The most jarring aspect of the film is RGV’s apparent determination to frighten the audience every few minutes through carefully orchestrated shocks. Somebody really needs to explain to both RGV and his sound engineer that there is a considerable difference between being startled and being frightened.
Anyone suddenly blasted by an enormous noise is liable to jump out of their seat. One would react similarly whilst strolling peacefully down the street if a truck suddenly sounded its pressure horn directly behind them. Being startled is not the same thing as being scared, and it is here that the film comes somewhat undone, just as Kaun? did before it.
There are umpteen occasions during the course of the film where the audience is startled through nothing more than cheap tactics. Doorbells ring with enough force to induce mini heart attacks (today’s newspapers report that a sixty-year-old man apparently died of “fright” whilst watching the film in a Delhi cinema), and the film is littered with moments where sudden explosions of sound jolt the audience from their seats.
Yet being startled is a far cry from being genuinely unsettled.

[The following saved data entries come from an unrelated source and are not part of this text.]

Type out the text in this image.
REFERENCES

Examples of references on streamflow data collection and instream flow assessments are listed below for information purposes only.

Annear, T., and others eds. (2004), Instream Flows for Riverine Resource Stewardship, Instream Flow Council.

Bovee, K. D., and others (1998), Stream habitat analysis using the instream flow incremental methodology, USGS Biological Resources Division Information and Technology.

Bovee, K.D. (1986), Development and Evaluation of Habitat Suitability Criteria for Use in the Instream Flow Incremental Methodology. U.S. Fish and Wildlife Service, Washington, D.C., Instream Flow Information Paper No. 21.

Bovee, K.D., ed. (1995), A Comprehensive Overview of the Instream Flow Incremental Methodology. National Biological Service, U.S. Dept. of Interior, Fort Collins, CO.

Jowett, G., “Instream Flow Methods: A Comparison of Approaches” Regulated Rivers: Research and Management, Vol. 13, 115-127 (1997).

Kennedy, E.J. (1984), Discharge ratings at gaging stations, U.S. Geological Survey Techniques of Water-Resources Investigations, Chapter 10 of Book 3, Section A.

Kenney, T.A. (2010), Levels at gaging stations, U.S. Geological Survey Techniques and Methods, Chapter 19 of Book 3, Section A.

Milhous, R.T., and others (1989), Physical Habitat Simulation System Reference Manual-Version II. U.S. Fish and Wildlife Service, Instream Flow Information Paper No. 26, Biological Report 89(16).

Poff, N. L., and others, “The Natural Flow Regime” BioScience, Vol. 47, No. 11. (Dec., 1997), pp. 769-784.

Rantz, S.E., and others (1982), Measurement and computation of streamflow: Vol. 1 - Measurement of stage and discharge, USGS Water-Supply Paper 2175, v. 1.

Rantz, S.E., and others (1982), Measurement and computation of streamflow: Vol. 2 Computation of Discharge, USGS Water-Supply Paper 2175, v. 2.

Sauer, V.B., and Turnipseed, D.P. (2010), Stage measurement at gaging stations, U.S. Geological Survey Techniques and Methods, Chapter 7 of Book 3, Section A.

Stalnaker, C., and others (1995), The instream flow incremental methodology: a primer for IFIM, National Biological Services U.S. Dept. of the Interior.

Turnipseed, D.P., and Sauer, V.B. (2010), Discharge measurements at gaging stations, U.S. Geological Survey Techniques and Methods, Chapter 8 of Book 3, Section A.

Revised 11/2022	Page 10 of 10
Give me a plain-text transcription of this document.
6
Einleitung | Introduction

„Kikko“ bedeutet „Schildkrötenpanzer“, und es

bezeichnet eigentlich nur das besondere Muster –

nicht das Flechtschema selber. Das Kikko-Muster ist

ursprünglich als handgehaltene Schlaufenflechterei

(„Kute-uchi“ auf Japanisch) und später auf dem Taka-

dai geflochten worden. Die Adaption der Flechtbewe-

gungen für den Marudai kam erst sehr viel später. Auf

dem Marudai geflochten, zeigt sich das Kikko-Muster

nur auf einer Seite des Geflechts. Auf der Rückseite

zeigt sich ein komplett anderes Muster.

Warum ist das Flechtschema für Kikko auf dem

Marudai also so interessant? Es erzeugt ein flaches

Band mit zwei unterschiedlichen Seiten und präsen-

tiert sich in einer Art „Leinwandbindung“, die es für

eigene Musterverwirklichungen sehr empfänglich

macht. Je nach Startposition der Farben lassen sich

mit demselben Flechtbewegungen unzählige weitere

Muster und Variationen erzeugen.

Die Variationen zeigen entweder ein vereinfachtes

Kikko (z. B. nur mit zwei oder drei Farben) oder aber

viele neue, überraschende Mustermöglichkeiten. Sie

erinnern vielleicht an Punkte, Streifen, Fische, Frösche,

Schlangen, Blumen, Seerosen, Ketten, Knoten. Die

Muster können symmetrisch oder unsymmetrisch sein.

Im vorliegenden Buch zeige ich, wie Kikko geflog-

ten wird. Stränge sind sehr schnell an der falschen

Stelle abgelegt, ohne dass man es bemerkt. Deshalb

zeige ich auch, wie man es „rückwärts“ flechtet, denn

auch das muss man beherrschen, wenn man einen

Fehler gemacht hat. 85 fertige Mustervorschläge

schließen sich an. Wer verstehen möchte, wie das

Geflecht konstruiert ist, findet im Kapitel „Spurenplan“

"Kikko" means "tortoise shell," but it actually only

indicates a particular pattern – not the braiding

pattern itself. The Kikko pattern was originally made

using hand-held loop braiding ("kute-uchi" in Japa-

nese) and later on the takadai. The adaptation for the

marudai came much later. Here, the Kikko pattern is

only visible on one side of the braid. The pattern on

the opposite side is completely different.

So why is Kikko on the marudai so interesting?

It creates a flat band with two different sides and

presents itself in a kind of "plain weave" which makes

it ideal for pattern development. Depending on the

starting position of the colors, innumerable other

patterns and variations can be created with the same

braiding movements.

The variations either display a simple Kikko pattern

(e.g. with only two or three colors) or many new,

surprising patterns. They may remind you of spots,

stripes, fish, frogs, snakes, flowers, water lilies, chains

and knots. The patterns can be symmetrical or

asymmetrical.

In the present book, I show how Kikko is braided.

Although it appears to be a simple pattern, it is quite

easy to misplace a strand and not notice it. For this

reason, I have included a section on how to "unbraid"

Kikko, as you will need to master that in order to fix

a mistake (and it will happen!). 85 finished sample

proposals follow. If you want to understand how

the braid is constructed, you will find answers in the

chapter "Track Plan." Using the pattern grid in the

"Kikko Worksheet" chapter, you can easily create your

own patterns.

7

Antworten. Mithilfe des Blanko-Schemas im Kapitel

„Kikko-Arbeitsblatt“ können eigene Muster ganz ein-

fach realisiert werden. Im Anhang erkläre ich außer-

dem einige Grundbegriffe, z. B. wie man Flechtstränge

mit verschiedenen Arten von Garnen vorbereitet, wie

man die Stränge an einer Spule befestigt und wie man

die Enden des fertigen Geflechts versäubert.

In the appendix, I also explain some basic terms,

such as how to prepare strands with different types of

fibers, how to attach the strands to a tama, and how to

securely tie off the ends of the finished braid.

This reviewer found himself increasingly irritated by the overuse of these sonic assaults. Admittedly there are a number of effective set-pieces, some genuinely creepy moments, and the shots of the apartment building itself are excellent. Yet much of the subtlety is sacrificed when the primary method of frightening the audience consists of repeatedly assaulting them with deafening noises.
Scaring and startling are two entirely different things, and this reviewer would plead with RGV to attempt to make his next horror film frightening without relying quite so heavily on his sound department to manufacture artificial scares. It simply doesn’t work that way.
Nonetheless, the film has gone on to take in some hefty box-office returns, which is encouraging not only because the industry was desperately in need of successful films, but because audiences have clearly demonstrated that they are eager to see material that deviates from the beaten-to-death formula of romance, comic frolics, and the usual vigilante nonsense.
Hats off to RGV for being a risk-taker and for possessing the courage and vision to do things differently, even when those experiments do not always come off.
One of these days Ram Gopal Varma is going to make a truly exceptional horror film.
Unfortunately, Bhoot, though highly enjoyable and consistently engrossing, is not quite that film.